Still, pollsters see signs for hope. “People who told us they voted for Trump in 2020 are responding at the same rates as people who told us they voted for Biden in 2020,” said Jackson, from Ipsos, which “suggests we’re not having a really strong systemic bias.” The New York Times poll master Nate Cohn made a similar observation in a recent interview with The New Yorker: Democrats were much likelier to respond to Times polls in 2020, but this year, “it’s fairly even—so I’m cautiously optimistic that this means that we don’t have a deep, hidden non-response bias.” Another difference between 2020 and now: There is no pandemic. Some experts believe that Democratic voters were more likely to answer surveys in 2020 because they were more likely than Republicans to be at home with little else to do.

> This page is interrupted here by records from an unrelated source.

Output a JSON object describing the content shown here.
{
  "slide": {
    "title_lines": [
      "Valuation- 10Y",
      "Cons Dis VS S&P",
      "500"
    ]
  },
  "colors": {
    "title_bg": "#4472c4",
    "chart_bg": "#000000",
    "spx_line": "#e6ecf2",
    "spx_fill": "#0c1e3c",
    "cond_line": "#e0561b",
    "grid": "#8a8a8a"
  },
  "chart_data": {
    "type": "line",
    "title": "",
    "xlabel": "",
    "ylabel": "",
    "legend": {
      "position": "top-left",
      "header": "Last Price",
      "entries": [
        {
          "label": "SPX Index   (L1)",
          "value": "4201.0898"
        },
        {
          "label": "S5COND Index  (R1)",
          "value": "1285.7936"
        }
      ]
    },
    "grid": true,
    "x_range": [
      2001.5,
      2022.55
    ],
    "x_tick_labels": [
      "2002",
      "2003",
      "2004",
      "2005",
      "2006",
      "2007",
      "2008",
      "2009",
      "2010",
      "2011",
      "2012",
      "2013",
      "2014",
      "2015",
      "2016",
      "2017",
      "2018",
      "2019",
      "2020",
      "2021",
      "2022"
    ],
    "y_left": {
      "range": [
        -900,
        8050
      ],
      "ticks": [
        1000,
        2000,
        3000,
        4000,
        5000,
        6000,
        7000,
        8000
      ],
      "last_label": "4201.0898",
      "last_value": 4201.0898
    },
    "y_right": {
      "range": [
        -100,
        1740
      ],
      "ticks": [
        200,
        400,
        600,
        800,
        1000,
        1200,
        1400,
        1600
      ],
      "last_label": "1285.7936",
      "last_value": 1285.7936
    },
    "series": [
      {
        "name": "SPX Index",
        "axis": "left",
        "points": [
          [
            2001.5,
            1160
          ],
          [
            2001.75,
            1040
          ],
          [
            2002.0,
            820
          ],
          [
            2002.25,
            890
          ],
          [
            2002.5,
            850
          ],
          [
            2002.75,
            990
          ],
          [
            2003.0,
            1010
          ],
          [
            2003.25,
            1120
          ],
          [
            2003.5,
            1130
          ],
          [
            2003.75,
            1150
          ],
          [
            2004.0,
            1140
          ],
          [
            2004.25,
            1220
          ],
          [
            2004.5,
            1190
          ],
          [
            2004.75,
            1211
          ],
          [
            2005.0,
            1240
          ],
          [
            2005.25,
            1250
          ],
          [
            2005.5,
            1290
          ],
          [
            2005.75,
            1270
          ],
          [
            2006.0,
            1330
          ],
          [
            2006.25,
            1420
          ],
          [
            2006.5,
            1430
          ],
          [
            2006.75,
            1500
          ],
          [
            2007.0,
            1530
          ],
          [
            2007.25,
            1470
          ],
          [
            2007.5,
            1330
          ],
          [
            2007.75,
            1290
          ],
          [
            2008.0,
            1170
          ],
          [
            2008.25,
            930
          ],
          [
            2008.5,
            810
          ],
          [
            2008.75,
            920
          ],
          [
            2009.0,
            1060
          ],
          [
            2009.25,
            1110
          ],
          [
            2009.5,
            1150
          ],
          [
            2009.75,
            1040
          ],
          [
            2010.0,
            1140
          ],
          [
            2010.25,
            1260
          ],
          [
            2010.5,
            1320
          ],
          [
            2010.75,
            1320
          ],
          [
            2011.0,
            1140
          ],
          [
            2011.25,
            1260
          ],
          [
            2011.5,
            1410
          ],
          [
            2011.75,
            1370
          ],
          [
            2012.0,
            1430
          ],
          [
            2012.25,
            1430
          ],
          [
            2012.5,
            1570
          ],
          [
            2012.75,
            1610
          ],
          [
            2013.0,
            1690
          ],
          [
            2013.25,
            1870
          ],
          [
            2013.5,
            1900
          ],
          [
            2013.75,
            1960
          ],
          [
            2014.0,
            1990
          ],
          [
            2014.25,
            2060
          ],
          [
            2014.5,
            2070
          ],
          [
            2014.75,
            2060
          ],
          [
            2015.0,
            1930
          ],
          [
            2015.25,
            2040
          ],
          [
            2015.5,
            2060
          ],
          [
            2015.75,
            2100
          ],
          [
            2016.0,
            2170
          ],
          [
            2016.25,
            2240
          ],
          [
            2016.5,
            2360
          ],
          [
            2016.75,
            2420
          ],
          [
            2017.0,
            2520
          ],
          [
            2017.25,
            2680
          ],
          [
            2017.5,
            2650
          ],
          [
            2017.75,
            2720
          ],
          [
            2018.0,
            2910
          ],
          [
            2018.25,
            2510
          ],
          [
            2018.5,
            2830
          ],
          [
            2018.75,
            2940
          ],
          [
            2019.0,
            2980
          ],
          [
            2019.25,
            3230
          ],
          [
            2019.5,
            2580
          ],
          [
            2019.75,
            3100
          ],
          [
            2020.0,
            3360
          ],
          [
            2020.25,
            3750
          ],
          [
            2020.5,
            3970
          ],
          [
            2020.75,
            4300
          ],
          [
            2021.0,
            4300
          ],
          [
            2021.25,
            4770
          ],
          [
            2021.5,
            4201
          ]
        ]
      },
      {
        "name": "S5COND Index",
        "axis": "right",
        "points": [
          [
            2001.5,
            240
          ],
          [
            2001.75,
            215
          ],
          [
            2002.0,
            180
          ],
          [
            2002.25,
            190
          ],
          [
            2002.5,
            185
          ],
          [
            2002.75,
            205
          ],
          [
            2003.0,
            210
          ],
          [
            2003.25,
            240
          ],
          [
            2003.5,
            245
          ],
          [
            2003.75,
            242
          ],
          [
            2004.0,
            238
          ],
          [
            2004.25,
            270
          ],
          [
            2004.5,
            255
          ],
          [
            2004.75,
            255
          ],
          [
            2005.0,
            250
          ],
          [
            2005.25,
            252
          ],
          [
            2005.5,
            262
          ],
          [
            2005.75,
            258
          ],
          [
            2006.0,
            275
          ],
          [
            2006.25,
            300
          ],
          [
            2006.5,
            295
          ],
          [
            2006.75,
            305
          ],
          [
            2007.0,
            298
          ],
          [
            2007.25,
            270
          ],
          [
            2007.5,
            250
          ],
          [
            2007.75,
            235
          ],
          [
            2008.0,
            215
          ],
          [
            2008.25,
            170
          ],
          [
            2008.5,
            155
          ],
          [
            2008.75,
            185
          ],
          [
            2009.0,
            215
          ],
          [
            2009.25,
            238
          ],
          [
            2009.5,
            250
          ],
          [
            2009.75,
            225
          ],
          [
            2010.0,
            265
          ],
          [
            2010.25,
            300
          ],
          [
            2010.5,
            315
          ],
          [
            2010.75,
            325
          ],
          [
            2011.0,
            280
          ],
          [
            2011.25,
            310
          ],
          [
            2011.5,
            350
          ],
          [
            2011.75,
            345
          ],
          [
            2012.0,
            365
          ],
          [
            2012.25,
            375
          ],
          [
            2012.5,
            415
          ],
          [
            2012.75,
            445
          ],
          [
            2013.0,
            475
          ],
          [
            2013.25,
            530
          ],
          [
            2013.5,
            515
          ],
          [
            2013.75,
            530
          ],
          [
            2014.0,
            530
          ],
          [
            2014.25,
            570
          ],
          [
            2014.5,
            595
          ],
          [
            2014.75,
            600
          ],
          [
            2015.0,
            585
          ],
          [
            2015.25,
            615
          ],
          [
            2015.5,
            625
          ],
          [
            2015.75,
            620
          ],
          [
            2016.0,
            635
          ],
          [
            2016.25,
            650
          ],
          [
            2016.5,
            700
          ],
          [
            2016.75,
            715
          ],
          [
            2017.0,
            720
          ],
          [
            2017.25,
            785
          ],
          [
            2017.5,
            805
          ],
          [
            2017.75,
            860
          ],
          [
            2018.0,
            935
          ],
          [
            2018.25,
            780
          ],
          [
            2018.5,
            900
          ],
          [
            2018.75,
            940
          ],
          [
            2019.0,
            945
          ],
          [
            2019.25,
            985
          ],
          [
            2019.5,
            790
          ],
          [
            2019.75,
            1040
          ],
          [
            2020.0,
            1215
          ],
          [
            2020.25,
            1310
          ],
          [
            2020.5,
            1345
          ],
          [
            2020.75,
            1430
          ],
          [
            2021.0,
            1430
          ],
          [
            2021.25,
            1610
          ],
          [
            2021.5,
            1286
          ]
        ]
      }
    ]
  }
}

What’s clear at this point is that the election is close, and Harris is in a stronger position than Biden was. Natalie Jackson, a Democratic pollster at GQR Research, told me that if Harris’s numbers were just a result of energized Democrats being in the mood to answer polls, then Democrats would be seeing a comparable bump in generic congressional polls. The fact that they aren’t suggests that the change is real. “Trump’s numbers haven’t moved,” Jackson said. “This is all shifting from third party or undecided to Democrat.”
Like Olympic athletes, political pollsters spend four years fine-tuning their craft, but don’t find out whether their preparations were adequate until it’s too late to do anything differently. The nonresponse bias that bedeviled the polls in 2020 is not an easy thing to fix. By definition, pollsters know very little about the people who don’t talk to them. If Trump outperforms the polls once again, it will be because even after all these years, something about his supporters remains a mystery.